Hernias may be approached in three different ways: expectantly, nonoperatively, or by surgical repair.

Expectant treatment is based on the idea that the hernia will repair itself. This type of repair is not realistic. The only time expectant treatment may work is with a small congenital umbilical hernia. These hernias may spontaneously regress and need no repair (up to age 4). No treatment of hernias may be reasonable in the very old or sick people. A patient always has the option of not undergoing treatment, but he or she should understand that the hernia may become worse and that there is a risk of intestinal strangulation.

Nonoperative treatment of a hernia involves the use of some type of external device to push the hernia in. These devices are called trusses. Trusses are worn around the waist and act by pushing in on the defect. These devices are rarely successful. Trusses were once popular, but now are rarely seen.

Surgery is currently the treatment for all hernias. Many different techniques have been developed over the years. These techniques are based on the simple idea of closing the defect that is present and strengthening that area so the hernia will not recur. Recently the surgical approach has concentrated on the tension free repair and the laparoscopic techniques. Tension free repairs are based on the idea that a hernia repair should not be under tension. Tension is thought to be one of the main reasons for a hernia to recur. Lichtenstein pioneered the idea of the tension free repair using synthetic mesh. Other physicians and institutions have developed similar surgical techniques, all based on the tension free hypothesis.

I use the Prolene Hernia System from Ethicon. This synthetic patch allows for a double layer of reinforcement of the abdominal wall and a tension free repair. The work in developing this repair was pioneered by Dr. Gilbert at the Hernia Institute of Florida. Results are excellent with low recurrence rates. Most patients' experience less postoperative pain, are done under local, and always as an outpatient. Most patients can return to normal activities within two weeks.

Laparoscopic hernia repairs have grown in popularity over the last several years. This technique is used almost exclusively in inguinal hernia. The laparoscopic approach places a synthetic patch behind the defect, creates smaller incisions, and has a similar time period for return to normal activities. Drawbacks to this repair are the higher equipment costs, longer operating times, and demands of the surgical technique. Umbilical hernia repairs are done with a similar tension free approach. The main idea behind the repair is to reinforce the umbilical defect, and repair the abdominal wall. These repairs can easily be done with a local anesthesia in an outpatient setting.

How Dangerous is the Surgery?

Risks involved in hernia repairs, whether open or laparoscopic are few.
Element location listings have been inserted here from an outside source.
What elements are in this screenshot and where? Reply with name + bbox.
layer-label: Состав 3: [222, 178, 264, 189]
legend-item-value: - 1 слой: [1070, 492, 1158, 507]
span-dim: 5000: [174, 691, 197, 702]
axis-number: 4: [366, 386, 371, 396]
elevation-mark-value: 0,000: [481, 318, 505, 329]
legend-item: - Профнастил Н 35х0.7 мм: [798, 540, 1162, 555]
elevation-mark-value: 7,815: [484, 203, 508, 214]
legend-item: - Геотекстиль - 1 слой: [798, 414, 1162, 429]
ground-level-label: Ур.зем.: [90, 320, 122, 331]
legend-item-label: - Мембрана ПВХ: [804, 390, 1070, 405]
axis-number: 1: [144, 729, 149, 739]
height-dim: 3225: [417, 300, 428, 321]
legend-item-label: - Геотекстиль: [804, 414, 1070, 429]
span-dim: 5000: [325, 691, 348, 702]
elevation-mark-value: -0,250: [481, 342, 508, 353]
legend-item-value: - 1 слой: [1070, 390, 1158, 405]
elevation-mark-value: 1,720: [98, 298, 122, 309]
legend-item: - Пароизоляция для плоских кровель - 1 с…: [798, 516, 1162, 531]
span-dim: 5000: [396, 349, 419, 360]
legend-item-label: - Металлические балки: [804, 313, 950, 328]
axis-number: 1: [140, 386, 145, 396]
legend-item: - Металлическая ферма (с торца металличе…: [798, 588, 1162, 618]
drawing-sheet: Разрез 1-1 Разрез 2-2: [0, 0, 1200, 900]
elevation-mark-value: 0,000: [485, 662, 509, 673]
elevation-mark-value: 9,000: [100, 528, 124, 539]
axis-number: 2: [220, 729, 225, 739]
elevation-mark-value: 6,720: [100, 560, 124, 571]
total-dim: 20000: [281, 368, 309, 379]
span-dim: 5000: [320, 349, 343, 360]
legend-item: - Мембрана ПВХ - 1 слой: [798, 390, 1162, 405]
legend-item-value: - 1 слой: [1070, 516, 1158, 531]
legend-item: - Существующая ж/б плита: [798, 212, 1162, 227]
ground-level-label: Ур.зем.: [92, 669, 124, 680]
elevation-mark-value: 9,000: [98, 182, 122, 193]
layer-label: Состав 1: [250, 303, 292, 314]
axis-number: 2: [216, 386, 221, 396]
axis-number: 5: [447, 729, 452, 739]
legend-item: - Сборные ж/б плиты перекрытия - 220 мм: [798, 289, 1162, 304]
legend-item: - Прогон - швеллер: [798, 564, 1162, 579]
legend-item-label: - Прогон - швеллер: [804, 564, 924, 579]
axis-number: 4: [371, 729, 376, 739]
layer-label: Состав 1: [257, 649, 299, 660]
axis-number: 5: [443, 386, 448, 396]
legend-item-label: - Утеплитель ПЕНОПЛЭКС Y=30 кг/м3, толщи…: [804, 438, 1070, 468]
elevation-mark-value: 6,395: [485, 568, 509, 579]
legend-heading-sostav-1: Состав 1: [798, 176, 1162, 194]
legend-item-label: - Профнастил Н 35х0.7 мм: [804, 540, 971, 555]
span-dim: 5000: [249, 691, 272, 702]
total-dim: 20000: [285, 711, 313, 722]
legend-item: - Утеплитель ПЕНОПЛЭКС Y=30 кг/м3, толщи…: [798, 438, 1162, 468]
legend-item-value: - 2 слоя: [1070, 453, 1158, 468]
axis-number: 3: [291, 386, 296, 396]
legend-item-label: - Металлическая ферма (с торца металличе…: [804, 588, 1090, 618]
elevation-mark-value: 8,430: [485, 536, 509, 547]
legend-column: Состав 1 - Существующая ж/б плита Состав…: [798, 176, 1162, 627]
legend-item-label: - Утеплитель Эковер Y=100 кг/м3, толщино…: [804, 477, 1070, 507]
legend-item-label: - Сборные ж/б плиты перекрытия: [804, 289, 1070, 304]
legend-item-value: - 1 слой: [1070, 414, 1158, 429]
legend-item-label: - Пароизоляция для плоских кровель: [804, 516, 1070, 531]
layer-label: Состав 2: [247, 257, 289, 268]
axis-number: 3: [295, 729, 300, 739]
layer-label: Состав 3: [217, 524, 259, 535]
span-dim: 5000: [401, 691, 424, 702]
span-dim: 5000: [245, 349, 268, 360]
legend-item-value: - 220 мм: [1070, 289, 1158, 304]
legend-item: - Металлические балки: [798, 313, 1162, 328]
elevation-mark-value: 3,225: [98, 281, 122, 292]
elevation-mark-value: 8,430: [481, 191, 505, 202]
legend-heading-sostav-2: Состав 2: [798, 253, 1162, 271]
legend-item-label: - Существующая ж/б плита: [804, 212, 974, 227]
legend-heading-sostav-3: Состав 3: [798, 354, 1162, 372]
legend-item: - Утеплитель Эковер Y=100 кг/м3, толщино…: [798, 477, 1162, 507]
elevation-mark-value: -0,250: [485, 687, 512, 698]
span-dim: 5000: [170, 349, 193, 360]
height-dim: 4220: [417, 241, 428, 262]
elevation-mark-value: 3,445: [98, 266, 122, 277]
Bleeding and infection are the most frequently seen complication, and occurs in less than 1% of cases. Infection rates are not changed with the use of preoperative antibiotics. Injury to the intestines, spermatic cord, testis, or local cutaneous nerves is almost never seen. Some postoperative discomfort is always expected, but is less with tension free repairs. Men may experience some scrotal swelling and bruising.

Recovery After Surgery

The postoperative recovery of the hernia repair patient has changed in the past five years. Restrictions in activity are not as strict, and return to work is anticipated much earlier. Patients are all done as outpatients as long as their medical history permits. Patients return to most of their normal activities within a few days. Work restrictions have decreased with the use of the new techniques of repair. Most patients can return to work within 10-14 days after surgery. Patients may shower in two days, and drive when they are not taking pain pills.

Summary

Hernia formation can affect people of all ages and is a common medical condition. Repair of an uncomplicated hernia prevents the possibility of greater complications in the future. Techniques of repair are forever changing, and the newest tension free repairs have the best results.